L’ancienne star du football international dans les années 1990, élevé par sa grand-mère dans le bidonville de Gibraltar à Monrovia, la capitale du pays, est élu président du Liberia.

Porté par des électeurs assoiffés de changement et de paix, George Weah a remporté une victoire sans appel à la présidentielle de son pays, ouvrant la voie à une alternance démocratique réussie qui fera certainement date en Afrique. Lors du second tour mardi dernier, l’ancien attaquant de Monaco, du PSG et du Milan AC, 51 ans, a remporté 61,5% des voix, contre 38,5% pour le vice-président sortant Joseph Boakai, 73 ans, selon des résultats officiels portant sur plus de 98% des suffrages annoncés jeudi soir.
M. Weah, dont les discours de campagne associaient «espoir» et «unité», a raflé 14 des 15 comtés du pays, ne laissant la victoire à son adversaire, le vice-président Joseph Boakai, que dans son fief de Lofa, dans le nord. La participation s’est établie à 56%, contre 75,2% lors du premier tour le 10 octobre, selon la Commission électorale nationale (NEC).
«Mes chers Libériens, je ressens profondément l’émotion de toute la nation. Je mesure l’importance et la responsabilité de l’immense tâche qui m’échoit aujourd’hui. Le changement est en route», a tweeté le futur président du Liberia après l’annonce de sa victoire, qui a entraîné des scènes d’allégresse dans les rues de Monrovia. Quelque 2,1 millions d’électeurs étaient inscrits pour le second tour. Les derniers dépouillements ont été achevés hier vendredi et le résultat final annoncé dans la foulée.

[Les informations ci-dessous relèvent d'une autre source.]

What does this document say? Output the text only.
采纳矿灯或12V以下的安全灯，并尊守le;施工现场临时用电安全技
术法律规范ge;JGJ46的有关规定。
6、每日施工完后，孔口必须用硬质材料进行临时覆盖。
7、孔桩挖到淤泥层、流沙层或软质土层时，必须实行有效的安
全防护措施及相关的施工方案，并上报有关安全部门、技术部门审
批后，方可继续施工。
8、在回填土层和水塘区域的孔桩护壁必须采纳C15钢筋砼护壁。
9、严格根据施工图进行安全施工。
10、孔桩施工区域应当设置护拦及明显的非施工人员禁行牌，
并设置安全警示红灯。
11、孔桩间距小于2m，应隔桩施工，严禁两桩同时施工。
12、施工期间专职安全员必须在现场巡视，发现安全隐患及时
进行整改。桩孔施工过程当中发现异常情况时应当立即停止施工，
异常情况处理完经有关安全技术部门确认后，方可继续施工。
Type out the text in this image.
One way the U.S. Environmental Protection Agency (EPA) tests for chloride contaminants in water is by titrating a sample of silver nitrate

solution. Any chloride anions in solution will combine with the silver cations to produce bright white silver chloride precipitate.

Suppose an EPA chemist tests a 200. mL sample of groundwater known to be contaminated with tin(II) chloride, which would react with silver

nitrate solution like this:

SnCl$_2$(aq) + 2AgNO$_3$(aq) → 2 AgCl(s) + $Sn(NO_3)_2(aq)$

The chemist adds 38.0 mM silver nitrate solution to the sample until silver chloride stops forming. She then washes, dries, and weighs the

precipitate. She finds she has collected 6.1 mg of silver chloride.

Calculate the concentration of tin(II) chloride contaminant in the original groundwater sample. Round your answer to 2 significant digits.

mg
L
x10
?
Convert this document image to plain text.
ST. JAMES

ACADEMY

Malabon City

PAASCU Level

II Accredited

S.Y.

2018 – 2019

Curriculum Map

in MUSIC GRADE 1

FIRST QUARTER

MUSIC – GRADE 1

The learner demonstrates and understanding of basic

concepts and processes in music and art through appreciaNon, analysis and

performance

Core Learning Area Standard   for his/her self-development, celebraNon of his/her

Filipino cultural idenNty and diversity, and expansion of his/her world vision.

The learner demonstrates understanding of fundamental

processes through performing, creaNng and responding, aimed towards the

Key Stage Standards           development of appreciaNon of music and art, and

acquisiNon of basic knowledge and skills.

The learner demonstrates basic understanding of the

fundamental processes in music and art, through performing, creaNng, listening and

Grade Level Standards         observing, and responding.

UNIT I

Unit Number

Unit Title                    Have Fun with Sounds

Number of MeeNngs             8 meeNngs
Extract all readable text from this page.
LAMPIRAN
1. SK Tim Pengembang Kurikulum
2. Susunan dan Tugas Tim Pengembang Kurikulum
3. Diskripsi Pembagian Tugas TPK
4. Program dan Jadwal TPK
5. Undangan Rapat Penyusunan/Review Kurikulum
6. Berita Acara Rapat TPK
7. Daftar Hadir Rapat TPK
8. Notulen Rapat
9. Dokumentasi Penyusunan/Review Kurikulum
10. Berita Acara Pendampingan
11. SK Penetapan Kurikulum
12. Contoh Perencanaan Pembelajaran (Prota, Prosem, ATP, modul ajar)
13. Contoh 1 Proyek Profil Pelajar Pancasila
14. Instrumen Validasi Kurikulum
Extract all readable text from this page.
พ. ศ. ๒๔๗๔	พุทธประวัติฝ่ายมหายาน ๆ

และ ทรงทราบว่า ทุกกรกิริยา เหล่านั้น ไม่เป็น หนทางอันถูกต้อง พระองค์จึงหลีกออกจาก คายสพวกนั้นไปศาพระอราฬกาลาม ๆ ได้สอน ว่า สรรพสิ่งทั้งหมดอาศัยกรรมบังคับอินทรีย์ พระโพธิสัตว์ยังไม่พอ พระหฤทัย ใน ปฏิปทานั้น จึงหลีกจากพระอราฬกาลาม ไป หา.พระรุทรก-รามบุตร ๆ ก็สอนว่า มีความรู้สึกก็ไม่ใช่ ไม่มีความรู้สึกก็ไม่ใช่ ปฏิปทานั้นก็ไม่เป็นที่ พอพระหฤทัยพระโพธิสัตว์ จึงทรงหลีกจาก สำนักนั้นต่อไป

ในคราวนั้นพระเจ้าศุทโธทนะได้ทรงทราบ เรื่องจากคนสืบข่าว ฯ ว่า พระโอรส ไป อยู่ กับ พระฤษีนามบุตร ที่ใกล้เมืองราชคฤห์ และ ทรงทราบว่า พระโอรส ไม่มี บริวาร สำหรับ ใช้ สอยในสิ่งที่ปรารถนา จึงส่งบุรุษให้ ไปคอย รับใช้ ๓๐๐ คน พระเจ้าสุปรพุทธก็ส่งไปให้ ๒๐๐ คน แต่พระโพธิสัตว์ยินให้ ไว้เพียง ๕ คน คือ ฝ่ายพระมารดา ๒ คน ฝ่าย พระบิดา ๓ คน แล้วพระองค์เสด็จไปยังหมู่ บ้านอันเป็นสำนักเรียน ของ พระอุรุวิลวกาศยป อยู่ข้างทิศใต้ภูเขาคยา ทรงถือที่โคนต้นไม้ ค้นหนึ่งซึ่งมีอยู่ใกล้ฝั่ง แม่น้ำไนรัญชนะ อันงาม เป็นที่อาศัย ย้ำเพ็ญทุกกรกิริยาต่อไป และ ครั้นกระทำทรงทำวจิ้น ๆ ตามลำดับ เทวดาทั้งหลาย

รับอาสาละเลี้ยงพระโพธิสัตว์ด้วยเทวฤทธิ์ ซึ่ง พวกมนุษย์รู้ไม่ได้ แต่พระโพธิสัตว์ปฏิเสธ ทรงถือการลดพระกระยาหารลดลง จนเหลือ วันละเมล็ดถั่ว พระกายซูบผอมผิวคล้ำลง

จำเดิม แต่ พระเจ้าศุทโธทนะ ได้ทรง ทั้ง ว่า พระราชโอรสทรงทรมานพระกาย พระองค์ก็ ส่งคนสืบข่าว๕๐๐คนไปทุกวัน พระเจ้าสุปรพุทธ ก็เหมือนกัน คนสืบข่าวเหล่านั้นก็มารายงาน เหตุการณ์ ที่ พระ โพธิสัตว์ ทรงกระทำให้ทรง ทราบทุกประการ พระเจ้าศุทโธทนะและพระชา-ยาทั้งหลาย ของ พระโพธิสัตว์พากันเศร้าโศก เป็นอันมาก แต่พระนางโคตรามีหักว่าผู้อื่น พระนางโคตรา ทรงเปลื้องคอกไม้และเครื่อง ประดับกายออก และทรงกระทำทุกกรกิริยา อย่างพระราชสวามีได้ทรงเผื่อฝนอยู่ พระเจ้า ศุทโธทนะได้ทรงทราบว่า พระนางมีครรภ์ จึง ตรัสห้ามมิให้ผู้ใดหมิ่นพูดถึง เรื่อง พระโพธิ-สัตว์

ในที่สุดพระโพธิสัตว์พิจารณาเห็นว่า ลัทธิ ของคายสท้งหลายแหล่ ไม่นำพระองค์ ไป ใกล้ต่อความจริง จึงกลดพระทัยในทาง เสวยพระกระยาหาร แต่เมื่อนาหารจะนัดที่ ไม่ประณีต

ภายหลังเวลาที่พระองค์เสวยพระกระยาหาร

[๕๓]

Le Liberia, qui peine à se remettre de l’épidémie d’Ebola, vit encore dans le souvenir de Charles Taylor, 69 ans, ancien chef de guerre puis président (1997-2003), prédécesseur de la présidente sortante et prix Nobel de la paix en 2012 Ellen Johnson Sirleaf (2005-2017). Condamné par la justice internationale à 50 ans de prison, il purge sa peine en Grande-Bretagne pour crimes contre l’humanité et crimes de guerre perpétrés en Sierra Leone voisine. Sénateur depuis 2014 de la province la plus peuplée du Liberia, George Weah avait choisi comme colistière Jewel Howard-Taylor, ex-femme de Charles Taylor.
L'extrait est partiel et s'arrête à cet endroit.